Como Pimentinha explica, ninguem sabe direito a causa da briga entre os marinheiros do Piauhy e os capoeira, se fosse por causa de uma mulher, ou se um sargento tivesse mandado os capoeiras atacar os marinheiros para vingar uma refrega que tinha acontecido alguns dias antes. De qualquer forma, dois dias depois da briga, houve um inquérito na Secretaria. Enquanto os capoeiristas respondiam as perguntas:
… um dos marinheiros do Piauhy, sentindo-se insultado, atirou contra Pedro Mineiro dentro da chefatura de polícia, diante das próprias autoridades. Assim, de acusado, Pedro Mineiro passou também a ser vítima, pois ficou gravemente ferido, atingido no ombro, na perna, e ma região lombar.

Esse ataque provocou, evidamente, uma enorme confusão, com mais de vinte praças de poliícia, marinheiros, oficiais de justiçia e o delegado atropelando-se na correria, fato que permitiu a fuga de Branco e Sebastião… [Sebastião foi] perseguido por um marinheiro até a Rua de Faísca, onde recebeu uma facada tão profundo nas suas costas que chegou a ter os seus rina atingidos.
Parece que Branco consegiu fugir. Os marinheiros foram castigado pelo capitão do Piauhy e os capoeiras foram levados ao hospital, onde ficaram sob a guarda da polícia.

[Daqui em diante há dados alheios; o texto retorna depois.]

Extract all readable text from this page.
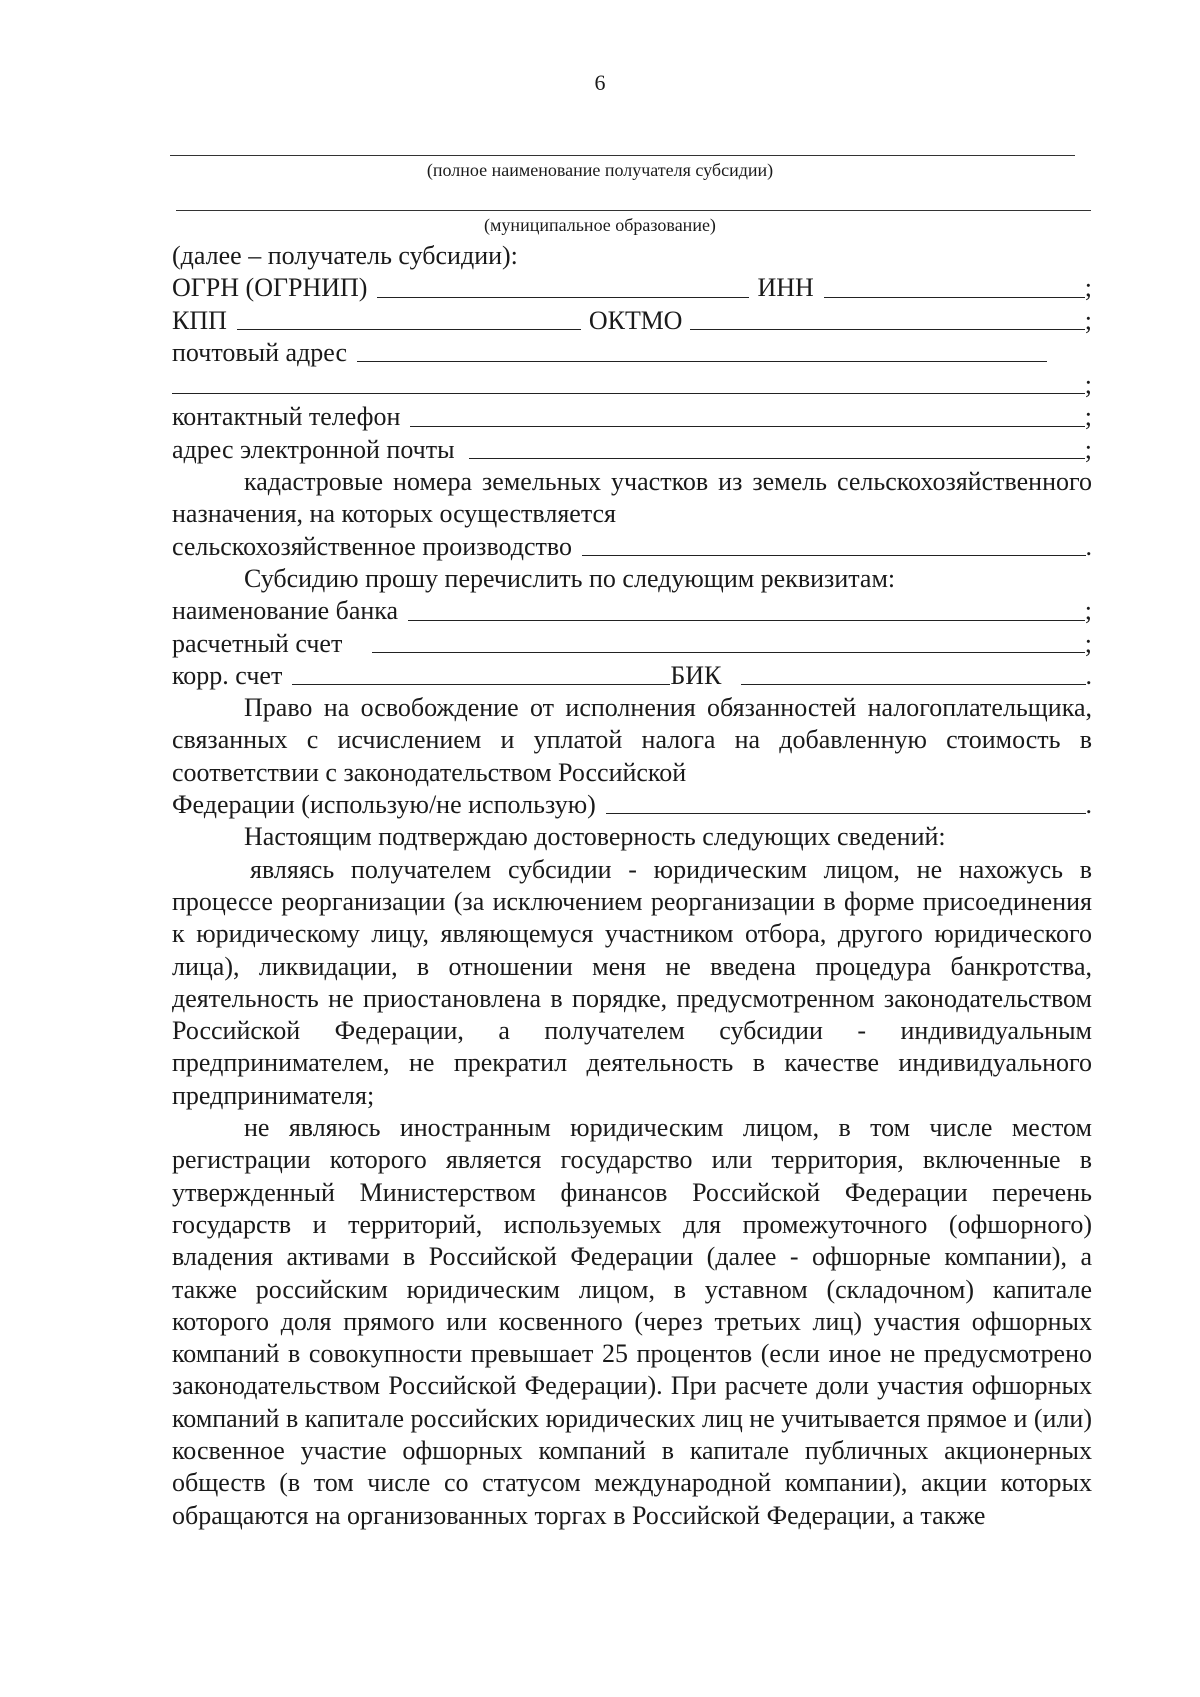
6
(полное наименование получателя субсидии)
(муниципальное образование)
(далее – получатель субсидии):
ОГРН (ОГРНИП)	ИНН	;
КПП	ОКТМО	;
почтовый адрес
;
контактный телефон	;
адрес электронной почты	;

кадастровые номера земельных участков из земель сельскохозяйственного назначения, на которых осуществляется

сельскохозяйственное производство	.

Субсидию прошу перечислить по следующим реквизитам:

наименование банка	;
расчетный счет	;
корр. счет	БИК	.

Право на освобождение от исполнения обязанностей налогоплательщика, связанных с исчислением и уплатой налога на добавленную стоимость в соответствии с законодательством Российской

Федерации (использую/не использую)	.

Настоящим подтверждаю достоверность следующих сведений:

являясь получателем субсидии - юридическим лицом, не нахожусь в процессе реорганизации (за исключением реорганизации в форме присоединения к юридическому лицу, являющемуся участником отбора, другого юридического лица), ликвидации, в отношении меня не введена процедура банкротства, деятельность не приостановлена в порядке, предусмотренном законодательством Российской Федерации, а получателем субсидии - индивидуальным предпринимателем, не прекратил деятельность в качестве индивидуального предпринимателя;

не являюсь иностранным юридическим лицом, в том числе местом регистрации которого является государство или территория, включенные в утвержденный Министерством финансов Российской Федерации перечень государств и территорий, используемых для промежуточного (офшорного) владения активами в Российской Федерации (далее - офшорные компании), а также российским юридическим лицом, в уставном (складочном) капитале которого доля прямого или косвенного (через третьих лиц) участия офшорных компаний в совокупности превышает 25 процентов (если иное не предусмотрено законодательством Российской Федерации). При расчете доли участия офшорных компаний в капитале российских юридических лиц не учитывается прямое и (или) косвенное участие офшорных компаний в капитале публичных акционерных обществ (в том числе со статусом международной компании), акции которых обращаются на организованных торгах в Российской Федерации, а также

O crime e a condição de Pedro Mineiro foram “manchetes de primeira pagina” na imprensa baiana. Enquanto isso, o capitão do Piauhy e o chefe de polícia trocaram correspondência se acusando de incompetência. Depois de uma tentativa de suicidar-se, que também saiu nos jornais, Pedro Mineiro morreu no dia 15 de Janeiro:
… Pedro José Viera veio a falecer no Hospital Santa Isabel, em virtude da impossibilidade de extração da bala de um dos tiros recebidos … Tinha 27 anos de idade, e foi enterrado no cemitério da Quinta dos Lázaros.
Como já falei, o livro é muito bom, tem muitas histórias interessantes e muitos fatos importantes. Vale a pena adicionar a sua biblioteca.